I would strongly advise that you visit Dr. Cialdini’s web site – Inside Influence and subscribe to his free email newsletter.
The current issue describes talks about one of the principles of influence called “social proof” – that is, people tend to follow what they perceive to be the most popular course of action. He describes an experiment conducted at a national park that was attempting to discourage visitors from taking pieces of petrified wood.
In one experiment, Dr. Cialdini and his associates posted signs at one exit signifying disapproval about visitors taking the petrified wood. In another exit location, they posted signs saying “Many past visitors have removed the petrified wood from the park, changing the natural state of the Petrified Forest.”
Cialdini and his students discovered that theft of petrified wood actually increased in the area where the second sign was posted. Why? Because the second sign suggested that a large number of people were engaging in the behavior of stealing petrified wood thus giving “social proof” to that (undesirable behavior).

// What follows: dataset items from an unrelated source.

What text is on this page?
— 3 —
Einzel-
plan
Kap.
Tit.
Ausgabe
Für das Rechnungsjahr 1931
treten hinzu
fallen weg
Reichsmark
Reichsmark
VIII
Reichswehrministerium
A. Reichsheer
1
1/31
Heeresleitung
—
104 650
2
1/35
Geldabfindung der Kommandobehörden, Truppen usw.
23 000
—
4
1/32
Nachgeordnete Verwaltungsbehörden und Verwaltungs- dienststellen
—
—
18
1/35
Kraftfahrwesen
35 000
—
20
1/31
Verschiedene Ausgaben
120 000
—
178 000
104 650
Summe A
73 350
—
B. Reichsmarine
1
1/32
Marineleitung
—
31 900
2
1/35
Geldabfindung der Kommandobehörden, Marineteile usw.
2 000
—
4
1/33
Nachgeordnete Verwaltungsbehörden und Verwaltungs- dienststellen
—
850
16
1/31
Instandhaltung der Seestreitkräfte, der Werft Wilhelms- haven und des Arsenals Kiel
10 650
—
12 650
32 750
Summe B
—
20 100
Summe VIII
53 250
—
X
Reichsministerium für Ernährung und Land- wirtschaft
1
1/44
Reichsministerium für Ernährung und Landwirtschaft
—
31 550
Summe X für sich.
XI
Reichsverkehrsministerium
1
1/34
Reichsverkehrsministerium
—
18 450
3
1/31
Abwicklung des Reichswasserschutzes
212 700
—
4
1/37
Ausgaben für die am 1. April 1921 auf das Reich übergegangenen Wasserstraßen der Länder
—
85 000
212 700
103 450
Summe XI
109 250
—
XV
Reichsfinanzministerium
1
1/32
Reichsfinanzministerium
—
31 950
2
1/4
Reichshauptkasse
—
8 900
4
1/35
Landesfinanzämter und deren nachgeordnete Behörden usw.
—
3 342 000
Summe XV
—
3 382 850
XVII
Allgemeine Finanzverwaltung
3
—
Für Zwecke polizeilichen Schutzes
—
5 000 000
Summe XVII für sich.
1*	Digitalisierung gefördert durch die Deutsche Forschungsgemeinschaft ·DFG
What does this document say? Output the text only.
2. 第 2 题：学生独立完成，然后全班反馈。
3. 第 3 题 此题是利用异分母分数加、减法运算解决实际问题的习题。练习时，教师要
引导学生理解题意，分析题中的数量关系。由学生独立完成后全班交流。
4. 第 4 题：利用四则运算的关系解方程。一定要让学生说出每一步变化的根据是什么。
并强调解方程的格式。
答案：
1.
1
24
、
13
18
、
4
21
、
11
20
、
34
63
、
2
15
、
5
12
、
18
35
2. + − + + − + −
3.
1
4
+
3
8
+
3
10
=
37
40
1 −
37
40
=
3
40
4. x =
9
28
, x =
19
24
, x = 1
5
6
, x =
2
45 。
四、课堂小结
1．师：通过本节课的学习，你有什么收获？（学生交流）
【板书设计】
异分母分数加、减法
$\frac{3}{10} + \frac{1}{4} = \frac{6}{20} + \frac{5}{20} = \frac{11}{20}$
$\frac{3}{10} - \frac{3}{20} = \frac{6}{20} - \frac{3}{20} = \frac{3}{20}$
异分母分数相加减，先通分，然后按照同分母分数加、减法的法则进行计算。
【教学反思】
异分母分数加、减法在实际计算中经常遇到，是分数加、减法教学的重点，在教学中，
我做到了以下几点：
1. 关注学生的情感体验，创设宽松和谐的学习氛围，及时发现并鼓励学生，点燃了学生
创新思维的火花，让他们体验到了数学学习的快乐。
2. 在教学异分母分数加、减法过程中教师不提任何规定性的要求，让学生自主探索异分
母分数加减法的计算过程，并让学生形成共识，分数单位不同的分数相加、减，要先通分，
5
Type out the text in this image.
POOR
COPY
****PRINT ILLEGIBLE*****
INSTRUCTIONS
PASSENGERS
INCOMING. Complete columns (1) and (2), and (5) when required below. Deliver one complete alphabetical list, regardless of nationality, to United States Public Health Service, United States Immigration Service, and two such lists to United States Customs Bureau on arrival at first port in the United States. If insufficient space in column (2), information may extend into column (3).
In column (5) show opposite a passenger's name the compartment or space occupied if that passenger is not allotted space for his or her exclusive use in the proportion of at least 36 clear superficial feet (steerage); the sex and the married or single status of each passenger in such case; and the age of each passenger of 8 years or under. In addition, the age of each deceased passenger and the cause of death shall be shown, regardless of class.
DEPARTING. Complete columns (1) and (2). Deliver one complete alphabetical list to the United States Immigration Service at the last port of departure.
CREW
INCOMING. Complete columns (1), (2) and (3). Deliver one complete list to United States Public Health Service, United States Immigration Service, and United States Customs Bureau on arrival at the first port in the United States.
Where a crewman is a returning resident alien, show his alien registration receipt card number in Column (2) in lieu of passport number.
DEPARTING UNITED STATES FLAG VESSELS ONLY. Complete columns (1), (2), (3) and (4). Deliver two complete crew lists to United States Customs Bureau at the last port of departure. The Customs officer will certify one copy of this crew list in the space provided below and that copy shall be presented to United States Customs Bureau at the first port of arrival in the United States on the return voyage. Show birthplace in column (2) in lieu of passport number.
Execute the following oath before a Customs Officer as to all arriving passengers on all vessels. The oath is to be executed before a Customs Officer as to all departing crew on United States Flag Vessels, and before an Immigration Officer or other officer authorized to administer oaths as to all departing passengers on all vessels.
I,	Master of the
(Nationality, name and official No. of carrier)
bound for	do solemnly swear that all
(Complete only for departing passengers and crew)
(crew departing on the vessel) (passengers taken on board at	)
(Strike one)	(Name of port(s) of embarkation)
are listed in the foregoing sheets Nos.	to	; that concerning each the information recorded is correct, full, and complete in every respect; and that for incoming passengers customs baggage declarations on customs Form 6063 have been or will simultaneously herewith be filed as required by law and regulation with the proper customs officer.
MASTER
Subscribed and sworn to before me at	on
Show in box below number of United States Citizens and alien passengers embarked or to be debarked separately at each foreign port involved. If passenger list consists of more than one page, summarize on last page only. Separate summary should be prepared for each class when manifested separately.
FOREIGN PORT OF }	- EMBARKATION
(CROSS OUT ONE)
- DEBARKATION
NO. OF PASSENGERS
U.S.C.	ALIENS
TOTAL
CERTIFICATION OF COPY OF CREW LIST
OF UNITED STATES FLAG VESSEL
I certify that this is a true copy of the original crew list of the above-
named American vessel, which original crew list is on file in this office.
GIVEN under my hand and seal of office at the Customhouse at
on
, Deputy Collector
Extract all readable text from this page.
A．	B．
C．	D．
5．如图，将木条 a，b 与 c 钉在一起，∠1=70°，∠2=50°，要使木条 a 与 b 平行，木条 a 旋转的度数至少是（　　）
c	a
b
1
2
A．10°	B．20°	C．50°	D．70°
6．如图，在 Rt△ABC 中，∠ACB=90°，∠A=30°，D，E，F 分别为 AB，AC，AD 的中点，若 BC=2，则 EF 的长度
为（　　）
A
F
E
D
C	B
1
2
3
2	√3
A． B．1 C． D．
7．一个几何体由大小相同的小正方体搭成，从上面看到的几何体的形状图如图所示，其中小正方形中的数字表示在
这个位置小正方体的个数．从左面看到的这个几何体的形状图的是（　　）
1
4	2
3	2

This is an interesting example of how the wrong approach to a business request can result in actions opposite from those desired. How many of your marketing messages fail this test.
Another quick example of how this principle of influence works. Earlier this week, my associate sat through a legal marketing tele-seminar for bankruptcy lawyers. One of the speaker’s main points was to encourage bankruptcy lawyers to use terms like “taking the bankruptcy route” or “choosing bankruptcy protection” instead of “filing for bankruptcy.” He also compared bankruptcy marketing to weight loss marketing, where the most effective marketing messages put the blame for obesity on restaurants (for serving large portions), for sodas (for putting too much sugar in the drinks), etc. In other words, never put the blame on the consumer.
The point here is that you need to know the psychological triggers that cause your customers to take actions and build those triggers into your web sites and all of your marketing messages. Robert Cialdini’s book Influence: Science and Practice is a must read and an essential tool in your marketing arsenal.